During the 2011 debt-ceiling crisis, consumer confidence dropped by 22 percent. When consumer confidence falls, people are less willing to spend and businesses are less willing to hire. That’s how recessions — or depressions — begin, and that may be the most important consequence of all.

For as long as anyone can remember, the ability of the United States government to pay its bills on time has given the rest of world tremendous confidence. At the same time, to have the one asset everyone in the world trusts has given America great advantages.

Why on earth would we ever risk that? Why?



To: Road Walker who wrote (138374)10/8/2013 9:31:25 AM
From: ChinuSFO  Respond to of 149317
 
The shutdown led by the T party folks focuses on Obamacare. They spoke too soon on this issue and made an ass of themselves. This is very similar to what they did with the "birther issue" where they made a big issue about where he was until he produced his birth certificate.

Now that the ACA is having growing pains, they have realized that they have backed themselves into a corner and are trying to divert the attention towards tax reforms, COLA etc.

csmonitor.com

What a bunch of clowns these folks are.



To: Road Walker who wrote (138374)10/8/2013 10:20:42 AM
From: Alighieri  Read Replies (1) | Respond to of 149317
 
Yet the Obama administration has repeatedly suppressed any talk of invoking the Constitution in this emergency. Last Thursday Jay Carney, the White House press secretary, said, “We do not believe that the 14th Amendment provides that authority to the president” to end the crisis. Treasury Secretary Jacob J. Lew reiterated the point on Sunday and added that the president would have “no option” to prevent a default on his own.
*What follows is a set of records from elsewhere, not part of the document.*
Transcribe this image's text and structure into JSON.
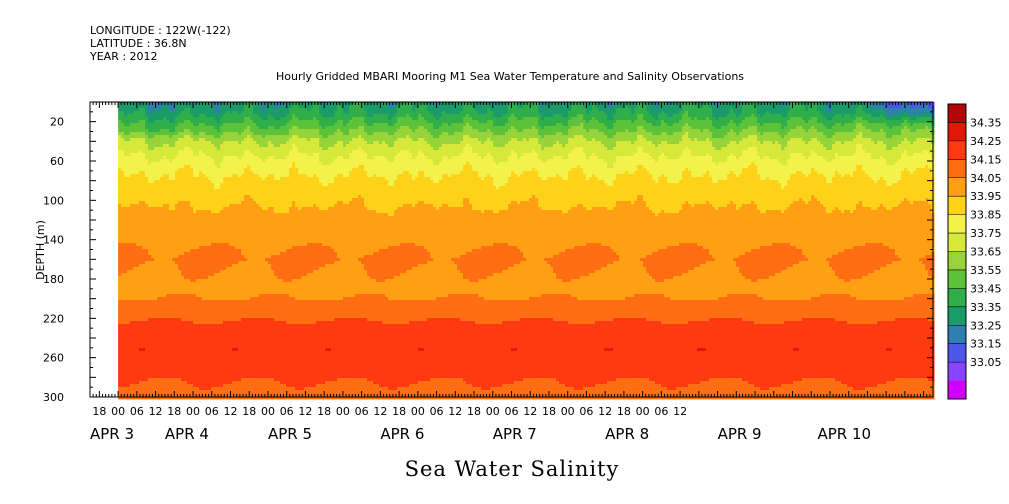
{
  "header": {
    "longitude": "LONGITUDE : 122W(-122)",
    "latitude": "LATITUDE : 36.8N",
    "year": "YEAR : 2012"
  },
  "chart_data": {
    "type": "heatmap",
    "title": "Hourly Gridded MBARI Mooring M1 Sea Water Temperature and Salinity Observations",
    "xlabel": "Sea Water Salinity",
    "ylabel": "DEPTH (m)",
    "x_range_hours": [
      -9,
      261
    ],
    "data_start_hour": 0,
    "y_range": [
      0,
      300
    ],
    "y_reversed": true,
    "x_tick_labels": [
      "18",
      "00",
      "06",
      "12",
      "18",
      "00",
      "06",
      "12",
      "18",
      "00",
      "06",
      "12",
      "18",
      "00",
      "06",
      "12",
      "18",
      "00",
      "06",
      "12",
      "18",
      "00",
      "06",
      "12",
      "18",
      "00",
      "06",
      "12",
      "18",
      "00",
      "06",
      "12"
    ],
    "x_tick_hours": [
      -6,
      0,
      6,
      12,
      18,
      24,
      30,
      36,
      42,
      48,
      54,
      60,
      66,
      72,
      78,
      84,
      90,
      96,
      102,
      108,
      114,
      120,
      126,
      132,
      138,
      144,
      150,
      156,
      162,
      168,
      174,
      180
    ],
    "day_labels": [
      "APR  3",
      "APR  4",
      "APR  5",
      "APR  6",
      "APR  7",
      "APR  8",
      "APR  9",
      "APR 10"
    ],
    "day_label_hours": [
      -9,
      15,
      48,
      84,
      120,
      156,
      192,
      224
    ],
    "y_tick_labels": [
      "20",
      "60",
      "100",
      "140",
      "180",
      "220",
      "260",
      "300"
    ],
    "y_ticks": [
      20,
      60,
      100,
      140,
      180,
      220,
      260,
      300
    ],
    "colorbar_levels": [
      33.05,
      33.15,
      33.25,
      33.35,
      33.45,
      33.55,
      33.65,
      33.75,
      33.85,
      33.95,
      34.05,
      34.15,
      34.25,
      34.35
    ],
    "colorbar_labels": [
      "34.35",
      "34.25",
      "34.15",
      "34.05",
      "33.95",
      "33.85",
      "33.75",
      "33.65",
      "33.55",
      "33.45",
      "33.35",
      "33.25",
      "33.15",
      "33.05"
    ],
    "colors": [
      "#d000ff",
      "#8844ff",
      "#4b55e8",
      "#2e7fb0",
      "#1a9b6a",
      "#2fae4a",
      "#5cc23a",
      "#96d43a",
      "#d6e83a",
      "#f2f24a",
      "#ffd21a",
      "#ffa014",
      "#ff6e12",
      "#ff3a10",
      "#e01808",
      "#b00808"
    ],
    "depth_profile": [
      [
        0,
        33.4
      ],
      [
        10,
        33.45
      ],
      [
        20,
        33.55
      ],
      [
        30,
        33.65
      ],
      [
        40,
        33.75
      ],
      [
        50,
        33.82
      ],
      [
        60,
        33.88
      ],
      [
        70,
        33.93
      ],
      [
        80,
        33.97
      ],
      [
        90,
        34.0
      ],
      [
        100,
        34.03
      ],
      [
        110,
        34.06
      ],
      [
        120,
        34.09
      ],
      [
        130,
        34.12
      ],
      [
        140,
        34.13
      ],
      [
        150,
        34.15
      ],
      [
        160,
        34.16
      ],
      [
        170,
        34.15
      ],
      [
        180,
        34.14
      ],
      [
        190,
        34.13
      ],
      [
        200,
        34.15
      ],
      [
        210,
        34.2
      ],
      [
        220,
        34.24
      ],
      [
        230,
        34.28
      ],
      [
        240,
        34.31
      ],
      [
        250,
        34.34
      ],
      [
        260,
        34.33
      ],
      [
        270,
        34.3
      ],
      [
        280,
        34.26
      ],
      [
        290,
        34.24
      ],
      [
        300,
        34.23
      ]
    ]
  }
}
I think the reason the WH is very reluctant to entertain the 14th amendment possibility is because "theoretically" the US debt can be serviced with incoming revenue, even as failing to raise the debt limit has other practical disastrous consequences.

I suspect that the WH believes that following the 14th reasoning path in the public domain lends credence to this republican talking point and potentially allows them a stronger negotiating and PR position...I can easily see republicans ambiguously float the idea "that the president himself has the power to stop a default by invoking the 14th (wink wink)", only to then precipitate a constitutional crisis at a SCOTUS with a conservative majority. It's a messy and very dangerous path at best...

Al



To: Road Walker who wrote (138374)10/8/2013 12:32:37 PM
From: R2O1 Recommendation

Recommended By
FJB

  Read Replies (4) | Respond to of 149317
 
“the validity of the public debt of the United States, authorized by law” is sacrosanct and “shall not be questioned.”

Then, we must conclude, that the law establishing a debt ceiling is unconstitutional. But alas, it is not ( or is it? )

You don't get a default until you don't pay according to obligation. The obligation is spelled out in law/contract. Generally, for US debt, one need only pay the interest and bonds due. True, the President can decide to renege and NOT pay the interest that is due ( maybe ). ( I have had that happen to me in the private sector ... money on hand president of company just refused to pay. That company was legally in bankruptcy and that resulted in destruction of shareholders ... company pres walked away with many millions.)

In any case, US can pay present interest demands using current inflows, hence, afaik, no default. "repudiation of debts already accrued" can only occur via an action of the President, not congress. No present debt will be repudiated. That is why it is a debt limit. If congress would attempt to REDUCE the debt limit (to less than it is now) then we have a problem w. 14th amendment.

What you can't pay for is anything NEW. So stop spending for NEW things, right now.